We have nutritionists on the team and doctors on the team who monitor our weight and make sure we're not losing too much weight throughout the Tour. Monitor hydration. Sometimes they even check our urine content just to see like, "OK, it's too diluted so you need to take more sodium, or it's too concentrated so you need to take more fluid," or just whatever.

That's why we have PowerBar as our nutrition supplier because they have all these products for different times. They have their drink mix, which is full of electrolytes and some carbs, and all these different products that you take throughout the day. We're out on our bike for anywhere from four to six hours, sometimes more, so you need to have a variety things. We have the bars for maybe early on in the stage when things are a little more relaxed, then we have the gels for when it's a bit more crunch time and you don't really need something in your stomach, just quick sugar, pure sugar, energy.

That was kind of the mistake I had made. We had all these things in place but I was coming from a rest day and I was tired, I was napping all day and I wasn't eating properly, I didn't fuel enough the day before. I was just kind of running through a deficit. Lesson learned. For sure we're lucky to have PowerBar as our nutrition supplier, so we can always make sure we're up on all the current science, and we have all of these tools available to us.

Who else on the American side do you think can have a strong ride?

As far as the general classification goes, the only other rider who can fit that mold is Andrew Talansky. He hasn't had the best season so far -- he was 10th at the Dauphiné, won time trial nationals, but other than he's been kind of quiet this year. Maybe he's just following his gradual build-up to July. Hopefully he'll hit form in time to have a good showing. We'll see.

And then Tyler Farrar, he's won stages in the Tour and some of the bunch sprints, so as far as the sprinting side or hunting for stage wins, he could also be a guy to watch.

I was curious about your thoughts on Talansky. He had a really strong start to the Tour last year before crashing out. Have you seen guys jump up in the Tour de France before? Guys who were quiet before thriving on the biggest stage?

Yeah, I mean you look at Nibali last year, he basically had nothing for results all year and then he wins the Tour. It's definitely possible. You look at all the Tours that Lance did, he just followed a gradual, gradual buildup throughout the whole year, maybe knock on the door here and there, show some good form, have a good ride, but he didn't really hit true form until the start of the Tour. So yeah, anything is possible. You can't really read too much into early season results, because once you get to the start of the Tour it's a different ball game.

What stands out as your favorite moment of the Tour de France, or proudest moment of the Tour de France?

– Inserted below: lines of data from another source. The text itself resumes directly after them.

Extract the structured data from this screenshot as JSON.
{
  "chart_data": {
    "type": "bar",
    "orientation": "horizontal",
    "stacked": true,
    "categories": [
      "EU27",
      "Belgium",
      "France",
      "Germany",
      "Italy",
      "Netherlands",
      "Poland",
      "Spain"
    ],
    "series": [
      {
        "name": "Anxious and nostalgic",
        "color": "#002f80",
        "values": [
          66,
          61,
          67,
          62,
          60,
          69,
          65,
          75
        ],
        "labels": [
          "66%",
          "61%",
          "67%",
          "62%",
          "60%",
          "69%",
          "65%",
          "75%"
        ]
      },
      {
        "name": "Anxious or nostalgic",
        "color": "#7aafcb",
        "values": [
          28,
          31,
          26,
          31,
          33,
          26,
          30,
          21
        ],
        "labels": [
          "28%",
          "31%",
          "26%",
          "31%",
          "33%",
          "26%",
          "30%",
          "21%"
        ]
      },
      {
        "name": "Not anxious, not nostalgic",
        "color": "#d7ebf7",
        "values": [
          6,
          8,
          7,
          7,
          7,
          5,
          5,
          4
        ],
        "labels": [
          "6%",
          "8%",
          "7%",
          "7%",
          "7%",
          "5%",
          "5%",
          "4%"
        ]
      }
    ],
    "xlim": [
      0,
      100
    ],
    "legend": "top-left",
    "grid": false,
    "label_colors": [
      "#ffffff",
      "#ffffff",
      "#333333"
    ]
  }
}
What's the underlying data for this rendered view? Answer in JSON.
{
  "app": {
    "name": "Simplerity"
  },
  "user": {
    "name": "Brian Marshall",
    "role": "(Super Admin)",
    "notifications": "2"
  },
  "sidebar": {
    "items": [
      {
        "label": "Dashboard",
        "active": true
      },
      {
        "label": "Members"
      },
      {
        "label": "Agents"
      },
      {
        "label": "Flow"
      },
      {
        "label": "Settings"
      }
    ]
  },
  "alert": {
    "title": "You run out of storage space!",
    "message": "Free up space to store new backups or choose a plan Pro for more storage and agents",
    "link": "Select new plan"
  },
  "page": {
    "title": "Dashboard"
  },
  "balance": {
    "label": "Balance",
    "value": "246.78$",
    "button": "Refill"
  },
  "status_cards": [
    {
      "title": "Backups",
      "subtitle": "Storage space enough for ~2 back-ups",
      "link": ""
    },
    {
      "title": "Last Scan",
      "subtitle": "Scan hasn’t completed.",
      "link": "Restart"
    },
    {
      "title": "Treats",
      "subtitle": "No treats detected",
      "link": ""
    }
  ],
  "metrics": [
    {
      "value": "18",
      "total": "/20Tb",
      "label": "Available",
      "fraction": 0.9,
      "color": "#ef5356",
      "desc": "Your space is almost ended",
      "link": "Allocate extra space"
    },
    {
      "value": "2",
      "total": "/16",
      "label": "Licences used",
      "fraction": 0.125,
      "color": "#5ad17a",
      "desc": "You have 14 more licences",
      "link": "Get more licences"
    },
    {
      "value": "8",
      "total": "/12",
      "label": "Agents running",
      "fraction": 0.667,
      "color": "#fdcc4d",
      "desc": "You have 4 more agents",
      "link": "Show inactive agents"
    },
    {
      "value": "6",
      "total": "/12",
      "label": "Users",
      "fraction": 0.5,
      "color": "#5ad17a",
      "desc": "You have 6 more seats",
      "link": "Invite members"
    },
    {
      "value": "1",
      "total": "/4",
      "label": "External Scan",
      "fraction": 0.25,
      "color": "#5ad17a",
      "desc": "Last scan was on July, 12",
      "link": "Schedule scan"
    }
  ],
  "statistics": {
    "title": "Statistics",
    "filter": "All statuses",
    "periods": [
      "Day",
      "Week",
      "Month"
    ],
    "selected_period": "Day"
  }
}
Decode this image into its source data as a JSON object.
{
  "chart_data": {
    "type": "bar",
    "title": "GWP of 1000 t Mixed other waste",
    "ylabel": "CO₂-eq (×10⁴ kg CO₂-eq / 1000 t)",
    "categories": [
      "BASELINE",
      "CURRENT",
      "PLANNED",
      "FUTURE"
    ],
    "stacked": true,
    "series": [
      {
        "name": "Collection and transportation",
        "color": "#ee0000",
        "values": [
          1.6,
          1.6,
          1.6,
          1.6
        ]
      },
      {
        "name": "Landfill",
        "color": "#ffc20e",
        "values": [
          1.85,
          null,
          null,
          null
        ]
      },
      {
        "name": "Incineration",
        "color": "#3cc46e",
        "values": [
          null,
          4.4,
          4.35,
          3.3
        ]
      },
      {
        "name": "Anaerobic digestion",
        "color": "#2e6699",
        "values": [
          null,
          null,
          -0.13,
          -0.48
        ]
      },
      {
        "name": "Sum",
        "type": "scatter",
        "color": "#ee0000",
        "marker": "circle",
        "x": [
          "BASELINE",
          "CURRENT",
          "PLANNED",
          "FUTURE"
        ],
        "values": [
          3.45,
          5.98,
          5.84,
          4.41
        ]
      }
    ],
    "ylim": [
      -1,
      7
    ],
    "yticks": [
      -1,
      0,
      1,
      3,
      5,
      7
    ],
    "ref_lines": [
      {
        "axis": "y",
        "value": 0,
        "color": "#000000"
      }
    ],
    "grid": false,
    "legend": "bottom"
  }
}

Winning the white jersey in 2012, that was -- I still think about that even wondering how that happened, because we came in with the defending champion in Cadel Evans and my task there was to help him defend his title, and it just kind of worked out that he was kind of faltering and I was riding really strong. It was kind of dumb luck, really, that I ended up winning the white jersey.

So I was up there on the podium in Paris thinking, "Wow, this is amazing," and I have no idea even how it happened. So that stands out in my mind as definitely a very proud moment.